Editor of the Guardian's Datablog and Datastore Simon Rogers has been named one of the winners of the Royal Statistical Society's awards for statistical excellence in journalism.
According to a release, Rogers was the winner in the online category, while Chris Giles of the Financial Times took the award for print and the BBC for broadcast. The awards recognise work from the previous year,
This is not the first time Rogers has been recognised by the Society, having been commended in 2010 within what was at the time a combined category for print and online.
In a release honorary officer for the Society’s external relations work Professor Stephen Senn, said: "This year saw a record number of entries to our awards for statistical excellence in journalism.
"Many showed particularly good use of statistics and data, which presented the judges with a very difficult task in choosing who should win or be specially commended. Our congratulations go to those who have been successful, and our thanks to all those who submitted entries."

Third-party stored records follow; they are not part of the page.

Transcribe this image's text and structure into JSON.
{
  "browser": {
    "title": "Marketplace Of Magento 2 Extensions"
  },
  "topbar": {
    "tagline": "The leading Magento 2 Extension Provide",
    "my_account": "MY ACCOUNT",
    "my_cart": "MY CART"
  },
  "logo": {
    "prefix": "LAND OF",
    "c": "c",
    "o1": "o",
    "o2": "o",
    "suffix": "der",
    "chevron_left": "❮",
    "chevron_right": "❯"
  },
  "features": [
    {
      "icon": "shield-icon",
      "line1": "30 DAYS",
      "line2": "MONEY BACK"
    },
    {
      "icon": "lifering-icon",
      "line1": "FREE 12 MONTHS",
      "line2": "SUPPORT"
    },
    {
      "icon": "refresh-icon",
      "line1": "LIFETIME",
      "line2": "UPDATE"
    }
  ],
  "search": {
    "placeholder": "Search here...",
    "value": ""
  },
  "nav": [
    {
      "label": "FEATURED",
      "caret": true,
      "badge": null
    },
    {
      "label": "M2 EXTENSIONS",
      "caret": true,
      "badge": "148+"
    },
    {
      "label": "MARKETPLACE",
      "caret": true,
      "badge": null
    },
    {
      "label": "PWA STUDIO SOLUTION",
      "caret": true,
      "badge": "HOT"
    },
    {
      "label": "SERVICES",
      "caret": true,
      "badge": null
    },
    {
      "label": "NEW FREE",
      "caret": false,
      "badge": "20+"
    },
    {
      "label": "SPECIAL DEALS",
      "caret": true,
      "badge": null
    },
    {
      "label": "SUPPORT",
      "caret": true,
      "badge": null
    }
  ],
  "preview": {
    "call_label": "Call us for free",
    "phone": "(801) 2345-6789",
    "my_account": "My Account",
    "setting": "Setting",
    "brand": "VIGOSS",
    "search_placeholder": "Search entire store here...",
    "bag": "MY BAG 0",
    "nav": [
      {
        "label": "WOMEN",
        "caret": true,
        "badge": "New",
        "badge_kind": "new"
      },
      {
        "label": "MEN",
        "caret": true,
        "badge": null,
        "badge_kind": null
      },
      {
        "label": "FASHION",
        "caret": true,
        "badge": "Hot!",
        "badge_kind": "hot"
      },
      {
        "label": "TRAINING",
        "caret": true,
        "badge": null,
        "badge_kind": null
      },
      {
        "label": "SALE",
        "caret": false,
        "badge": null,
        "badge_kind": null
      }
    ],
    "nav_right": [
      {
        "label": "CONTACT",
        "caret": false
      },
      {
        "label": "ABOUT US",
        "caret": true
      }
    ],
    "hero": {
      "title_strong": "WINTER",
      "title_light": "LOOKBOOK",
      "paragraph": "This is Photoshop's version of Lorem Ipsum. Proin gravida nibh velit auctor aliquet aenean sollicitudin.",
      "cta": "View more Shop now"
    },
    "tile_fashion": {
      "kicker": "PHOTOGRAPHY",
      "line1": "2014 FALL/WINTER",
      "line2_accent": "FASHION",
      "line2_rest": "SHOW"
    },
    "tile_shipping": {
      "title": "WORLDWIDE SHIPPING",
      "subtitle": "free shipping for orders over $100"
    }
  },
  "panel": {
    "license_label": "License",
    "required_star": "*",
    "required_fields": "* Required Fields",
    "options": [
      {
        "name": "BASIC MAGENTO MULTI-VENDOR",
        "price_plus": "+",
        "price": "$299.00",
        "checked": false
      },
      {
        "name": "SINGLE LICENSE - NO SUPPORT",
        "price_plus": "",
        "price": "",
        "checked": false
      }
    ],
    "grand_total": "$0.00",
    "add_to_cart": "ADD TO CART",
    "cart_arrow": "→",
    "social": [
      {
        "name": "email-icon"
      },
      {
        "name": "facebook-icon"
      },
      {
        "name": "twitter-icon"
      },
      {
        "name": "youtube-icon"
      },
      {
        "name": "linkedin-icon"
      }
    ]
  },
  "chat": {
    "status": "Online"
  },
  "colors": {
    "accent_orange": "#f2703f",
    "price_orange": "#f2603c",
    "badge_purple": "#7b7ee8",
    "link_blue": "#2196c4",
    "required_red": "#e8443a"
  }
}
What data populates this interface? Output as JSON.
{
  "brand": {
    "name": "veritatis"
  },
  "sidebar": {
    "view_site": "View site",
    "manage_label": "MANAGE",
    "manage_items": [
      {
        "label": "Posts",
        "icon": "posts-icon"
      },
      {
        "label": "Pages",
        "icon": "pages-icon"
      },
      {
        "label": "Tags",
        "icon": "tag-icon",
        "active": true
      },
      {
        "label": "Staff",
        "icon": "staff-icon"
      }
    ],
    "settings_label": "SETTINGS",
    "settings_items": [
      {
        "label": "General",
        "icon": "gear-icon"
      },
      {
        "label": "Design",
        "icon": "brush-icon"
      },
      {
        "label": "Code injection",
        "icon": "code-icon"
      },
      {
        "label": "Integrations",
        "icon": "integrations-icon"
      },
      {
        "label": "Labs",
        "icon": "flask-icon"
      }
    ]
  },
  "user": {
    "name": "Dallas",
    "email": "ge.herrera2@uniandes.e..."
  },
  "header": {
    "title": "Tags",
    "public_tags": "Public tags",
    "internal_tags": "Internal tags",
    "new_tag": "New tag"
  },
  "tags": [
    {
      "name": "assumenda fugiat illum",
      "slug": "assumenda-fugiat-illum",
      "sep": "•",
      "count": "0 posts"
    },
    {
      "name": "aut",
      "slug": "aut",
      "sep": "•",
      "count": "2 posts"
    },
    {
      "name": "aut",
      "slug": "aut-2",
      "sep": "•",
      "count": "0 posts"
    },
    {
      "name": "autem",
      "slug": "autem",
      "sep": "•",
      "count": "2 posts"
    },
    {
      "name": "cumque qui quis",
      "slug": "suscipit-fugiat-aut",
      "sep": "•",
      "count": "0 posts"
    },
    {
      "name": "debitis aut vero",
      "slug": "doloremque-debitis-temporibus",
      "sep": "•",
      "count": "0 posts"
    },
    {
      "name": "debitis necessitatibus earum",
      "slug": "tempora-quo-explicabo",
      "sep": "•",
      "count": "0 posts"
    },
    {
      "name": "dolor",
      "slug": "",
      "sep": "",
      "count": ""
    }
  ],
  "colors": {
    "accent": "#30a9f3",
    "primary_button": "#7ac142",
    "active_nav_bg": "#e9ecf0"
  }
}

Earlier this year the Guardian's Datastore and Datablog celebrated both its three year anniversary, and reaching just over one million users a month on average for the past year for the first time.
Last year Rogers received the inaugural City University XCity award, which recognises a former student for "an outstanding contribution to journalism in terms of making a difference in the way news and features are written or presented".
Update Wednesday 22 August:
Simon Rogers told Journalism.co.uk that winning the award is "a huge honour and a brilliant vindication of the Guardian's focus on data journalism."
"It matters to us that our work is statistically rigorous as well as journalistically exciting and this is a great endorsement for that".